Hello! I recently purchased a “SparkFun GNSS L1/L5 Breakout - NEO-F10N, SMA”. It was a little confusing to get it working at first, I wasn’t seeing any messages in u-center (which I had to use the soda WINE fork with Bottles in order to run on my Linux machine) but I eventually figured out the baudrate is set to 38400 by default. It’s been working great, except for one small problem, I accidentally set CFG-UART1-BAUDRATE
to 11520 (instead of 115200, with an extra zero, oops) in BBR and Flash . The problem is that I can’t control my breakout anymore!
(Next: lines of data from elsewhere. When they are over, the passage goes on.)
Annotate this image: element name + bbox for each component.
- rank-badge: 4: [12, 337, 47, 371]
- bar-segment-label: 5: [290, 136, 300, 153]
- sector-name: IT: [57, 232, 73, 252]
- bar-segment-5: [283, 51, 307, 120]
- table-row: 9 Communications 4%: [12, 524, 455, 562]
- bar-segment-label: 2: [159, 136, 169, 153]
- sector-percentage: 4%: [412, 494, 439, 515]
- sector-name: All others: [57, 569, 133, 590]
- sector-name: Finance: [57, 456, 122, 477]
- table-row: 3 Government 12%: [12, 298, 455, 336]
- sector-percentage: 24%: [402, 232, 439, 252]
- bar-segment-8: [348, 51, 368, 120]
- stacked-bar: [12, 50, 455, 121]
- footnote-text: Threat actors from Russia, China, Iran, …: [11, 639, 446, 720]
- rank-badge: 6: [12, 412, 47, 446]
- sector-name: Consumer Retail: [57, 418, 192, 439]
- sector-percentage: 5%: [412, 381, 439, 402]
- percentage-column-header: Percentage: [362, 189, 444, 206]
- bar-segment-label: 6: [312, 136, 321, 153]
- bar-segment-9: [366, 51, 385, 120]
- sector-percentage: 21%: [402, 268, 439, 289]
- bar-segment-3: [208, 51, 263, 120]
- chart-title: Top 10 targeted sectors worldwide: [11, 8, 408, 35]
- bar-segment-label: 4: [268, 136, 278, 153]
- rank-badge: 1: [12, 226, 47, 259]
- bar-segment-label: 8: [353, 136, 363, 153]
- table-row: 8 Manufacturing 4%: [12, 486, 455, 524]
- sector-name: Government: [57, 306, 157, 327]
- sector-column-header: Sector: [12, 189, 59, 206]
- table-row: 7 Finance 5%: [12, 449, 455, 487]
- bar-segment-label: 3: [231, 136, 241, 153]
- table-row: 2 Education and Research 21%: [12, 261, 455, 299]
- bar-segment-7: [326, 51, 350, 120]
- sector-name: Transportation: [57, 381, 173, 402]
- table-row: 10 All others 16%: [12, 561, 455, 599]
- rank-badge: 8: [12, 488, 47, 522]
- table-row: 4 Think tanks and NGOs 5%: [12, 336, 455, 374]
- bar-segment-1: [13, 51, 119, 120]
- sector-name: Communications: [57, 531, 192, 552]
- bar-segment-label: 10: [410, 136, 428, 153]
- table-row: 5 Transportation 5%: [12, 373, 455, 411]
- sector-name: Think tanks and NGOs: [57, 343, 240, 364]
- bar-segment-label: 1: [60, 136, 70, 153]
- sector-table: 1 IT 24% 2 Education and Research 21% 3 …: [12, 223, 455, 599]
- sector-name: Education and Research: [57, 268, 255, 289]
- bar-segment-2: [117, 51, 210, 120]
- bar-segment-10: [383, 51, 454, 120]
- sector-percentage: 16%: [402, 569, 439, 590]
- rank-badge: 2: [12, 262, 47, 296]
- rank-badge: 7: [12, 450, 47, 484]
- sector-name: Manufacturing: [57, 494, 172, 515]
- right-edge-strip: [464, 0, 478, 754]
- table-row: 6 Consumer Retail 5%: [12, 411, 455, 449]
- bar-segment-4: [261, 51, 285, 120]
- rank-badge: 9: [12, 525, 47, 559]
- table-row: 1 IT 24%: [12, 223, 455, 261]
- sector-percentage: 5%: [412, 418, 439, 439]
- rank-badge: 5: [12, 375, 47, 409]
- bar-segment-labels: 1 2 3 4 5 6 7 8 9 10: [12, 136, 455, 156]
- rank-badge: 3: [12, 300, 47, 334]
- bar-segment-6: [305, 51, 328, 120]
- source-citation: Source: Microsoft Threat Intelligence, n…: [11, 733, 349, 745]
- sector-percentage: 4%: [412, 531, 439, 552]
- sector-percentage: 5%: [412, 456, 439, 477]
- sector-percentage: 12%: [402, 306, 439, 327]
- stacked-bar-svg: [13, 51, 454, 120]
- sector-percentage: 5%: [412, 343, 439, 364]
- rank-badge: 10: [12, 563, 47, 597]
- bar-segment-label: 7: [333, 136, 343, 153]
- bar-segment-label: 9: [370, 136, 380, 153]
I also think I set
CFG-UART1-PARITY
to “1 - ODD”, but I know parity bits have been working already with standard baudrates…
I don’t know if it’s a limitation of the CH340, but when I try setting a custom baudrate in u-center to 11520 it doesn’t start communicating… I have a handheld oscilloscope and by probing the TX pin I can confirm that each bit is ~86.8 μs, which comes out to almost exactly 11520, still without the extra zero… Thankfully, I have an Arduino UNO R3, which I think can talk at arbitrary baudrates, but unfortunately I have no clue how to send the message to set the baudrate back to something standard, like 38400. Either that or I am wiring my Arduino incorrectly, I have tried using a jumper to connect the GND pin on my NEO-F10N breakout and Arduino, and another jumper, resistor, potentiometer etc. to the RX pin on the NEO-F10N breakout but the baudrate still seems to be stuck at 38400
Using the config view in u-center, I found the “Show Hex Toggle” output for setting “UART1” to “0+1 - UBX+NMEA” protocol in and out with a baudrate of 38400 looks like this:
0000 24 50 55 42 58 2C 34 31 2C 31 2C 30 30 30 33 2C 30 30 $PUBX,41,1,0003,00
0012 30 33 2C 33 38 34 30 30 2C 30 2A 32 34 0D 0A 03,38400,0*24
So, I whipped up a little program for my Arduino that outputs this message over serial:
const char message[] = "\x0D\x0A$PUBX,41,1,0003,0003,38400,0*24\x0D\x0A";
void setup() {
Serial.begin(11520, SERIAL_8O1);
}
void loop() {
delay(1000);
Serial.write(message, sizeof(message));
}
But no luck. I noticed the Arduino is set to HIGH when Serial is idle, so I modified my program to turn it off when unused (and added some extra line returns for good measure):
const char message[] = "\x0D\x0A\x0D\x0A\x0D\x0A\x0D\x0A$PUBX,41,1,0003,0003,38400,0*24\x0D\x0A\x0D\x0A\x0D\x0A\x0D\x0A";
void setup() {
pinMode(1, OUTPUT);
digitalWrite(1, LOW);
}
void loop() {
delay(1000);
Serial.begin(11520, SERIAL_8O1);
Serial.write(message, sizeof(message));
Serial.end();
pinMode(1, OUTPUT);
digitalWrite(1, LOW);
}
Still nothing. So does anybody have any ideas?